Frank S. vor dem Oberlandesgericht in Düsseldorf.
(Foto: dpa)
Der Mord an der britischen Abgeordneten Jo Cox ähnelt der Attacke auf die Kölner Politikerin Henriette Reker. Was brachte die Täter dazu, ihre Opfer so brutal anzugreifen?
Dass Politiker Morddrohungen erhalten, scheint normal geworden zu sein. Insbesondere jene, die sich für die Vielfalt der Gesellschaft und gegen Fremdenfeindlichkeit engagieren, berichten immer wieder von Mails und Online-Kommentaren, in denen ihnen der Tod gewünscht wird. Die Absender ergehen sich geradezu in Fantasien, wie sie ihr Opfer umbringen könnten.
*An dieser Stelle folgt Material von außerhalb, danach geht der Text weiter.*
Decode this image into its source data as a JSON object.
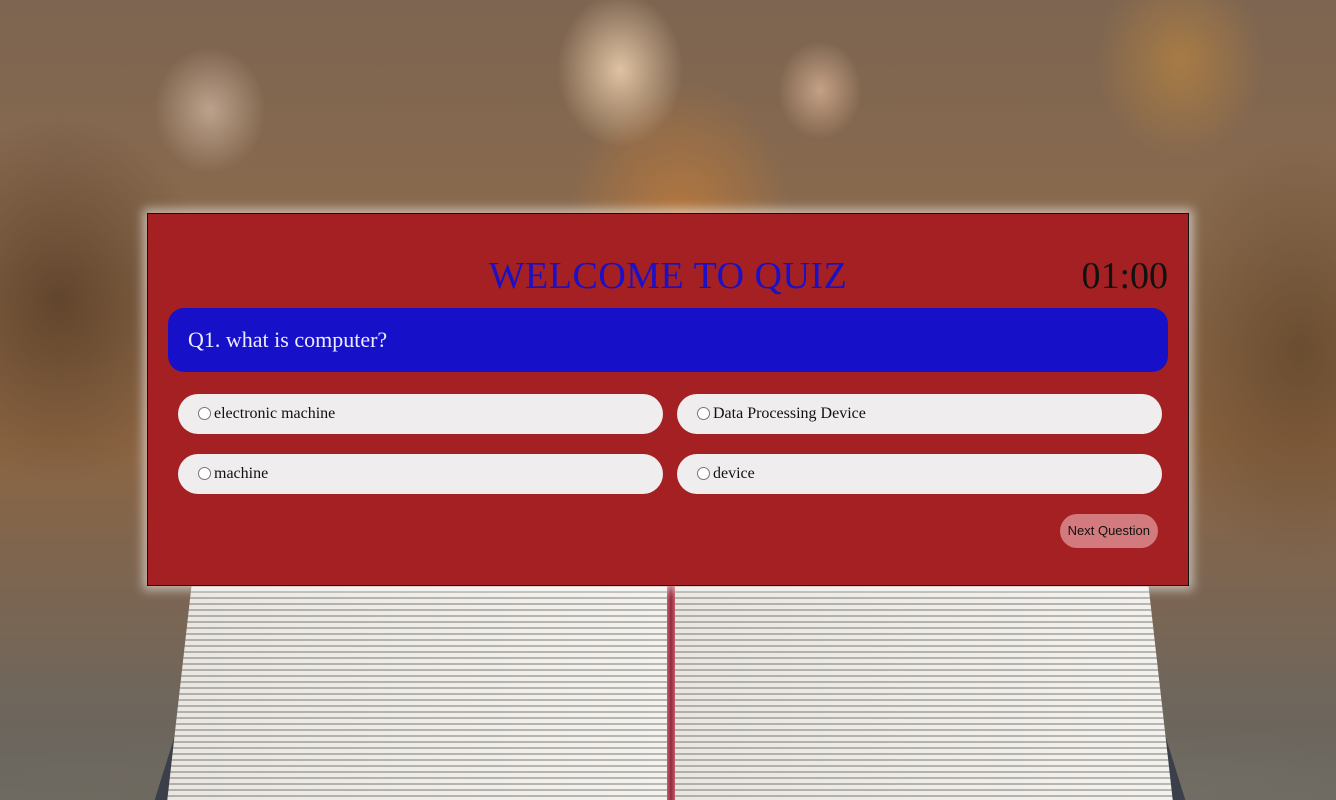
{
  "colors": {
    "panel_background": "#a42022",
    "title": "#1a10c8",
    "question_background": "#1710c9",
    "option_background": "#efedee",
    "next_button_background": "#d27a7d"
  },
  "quiz": {
    "title": "WELCOME TO QUIZ",
    "timer": "01:00",
    "question": "Q1. what is computer?",
    "options": [
      {
        "label": "electronic machine",
        "selected": false
      },
      {
        "label": "Data Processing Device",
        "selected": false
      },
      {
        "label": "machine",
        "selected": false
      },
      {
        "label": "device",
        "selected": false
      }
    ],
    "next_button_label": "Next Question"
  }
}
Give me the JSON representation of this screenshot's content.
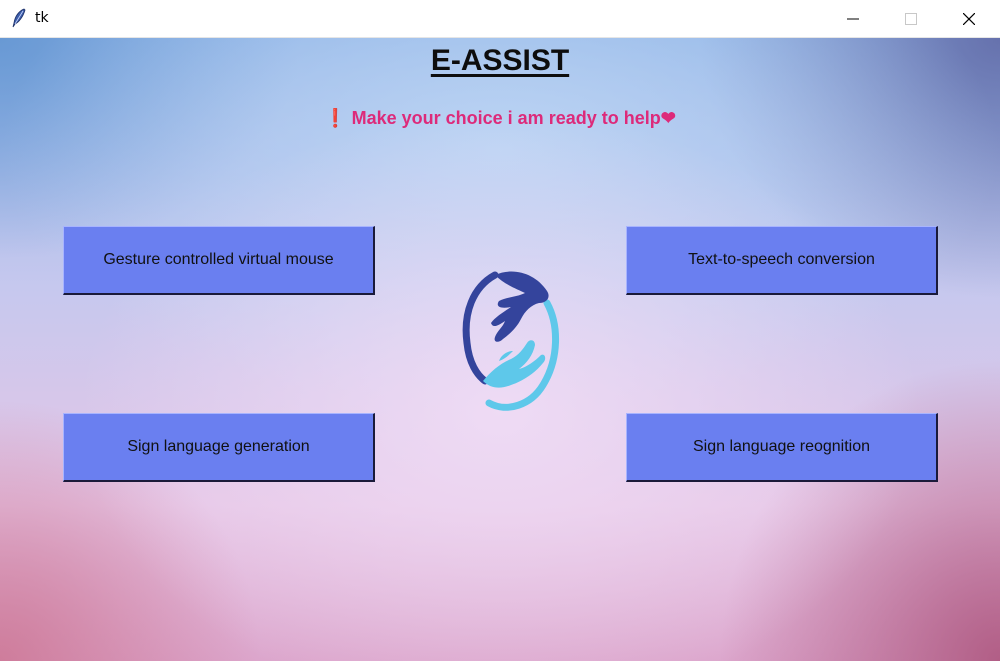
{
  "window": {
    "title": "tk",
    "icon": "tk-feather-icon",
    "controls": [
      "minimize-icon",
      "maximize-icon",
      "close-icon"
    ]
  },
  "app": {
    "heading": "E-ASSIST",
    "subtitle_prefix_icon": "❗",
    "subtitle_text": " Make your choice i am ready to help",
    "subtitle_suffix_icon": "❤",
    "logo": "hands-care-logo-icon"
  },
  "buttons": {
    "gesture_mouse": "Gesture controlled virtual mouse",
    "text_to_speech": "Text-to-speech conversion",
    "sign_generation": "Sign language generation",
    "sign_recognition": "Sign language reognition"
  },
  "colors": {
    "button_bg": "#6a7ff0",
    "subtitle": "#dd2a7a",
    "logo_dark": "#3a4aa8",
    "logo_light": "#5ec8ea"
  }
}
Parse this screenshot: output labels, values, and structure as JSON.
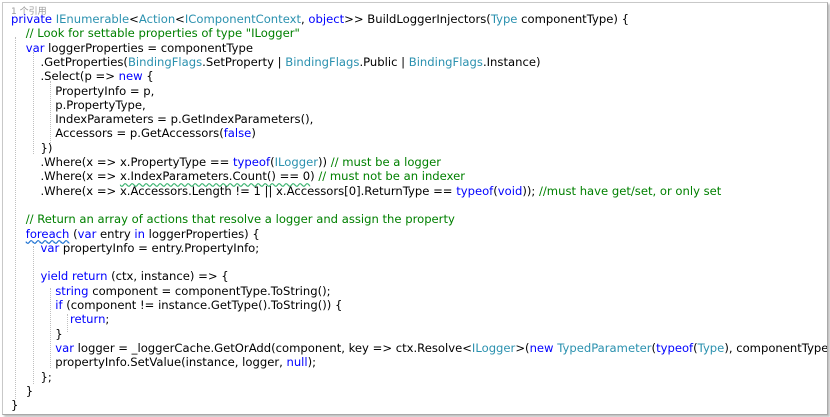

Innerhalb von neun Monaten haben zwei Täter Ernst gemacht. Frank S. stach im Oktober der damaligen Kölner Oberbürgermeisterkandidatin Henriette Reker ein Messer in den Hals. Reker überlebte mit viel Glück. Am vergangenen Donnerstag schoss Thomas Mair der britischen Unterhausabgeordneten Jo Cox in den Kopf. Cox starb im Krankenhaus.
Die Taten sind einander ähnlich:
- Die Opfer sind Frauen, aufstrebende Politikerinnen, die in der ethnischen Vielfalt ihrer Städte eine Bereicherung sahen und mit dieser Ansicht Wahlkampf machten.
- Die Täter sind Männer in einem ähnlichen Alter, Mair ist 52, S. ist 45 Jahre alt. Beide waren arbeitslos und lebten zurückgezogen. Bei beiden wurden rechtsradikale Medien gefunden.
- Die Taten ereigneten sich in politisch aufgeladenen Situationen. Im Oktober 2015 formierte sich in Deutschland die Gegenbewegung zur Willkommenskultur, die sich im Sommer breitgemacht hatte, als Hunderttausende Flüchtlinge nach Deutschland durchgelassen wurden. Die Kritik an der Flüchtlingspolitik vermischte sich mit Fremdenfeindlichkeit. Der Juni 2016 in Großbritannien ist von der Brexit-Debatte geprägt, bei der es um eine grundsätzliche Weichenstellung für das Land geht. Auch hier vermischt sich eine sachliche Kritik – nämlich die an der EU – mit Ressentiments.
- Beide Täter versuchten, ihre Tat zum Verbreiten von Propaganda zu nutzen. Sie agierten in aller Öffentlichkeit. "Tod den Verrätern, Freiheit für Großbritannien", sagte Thomas Mair vor dem Haftrichter. Frank S. versuchte schon auf der Fahrt zur Polizei, die Beamten davon zu überzeugen, dass seine Tat politisch notwendig gewesen sei.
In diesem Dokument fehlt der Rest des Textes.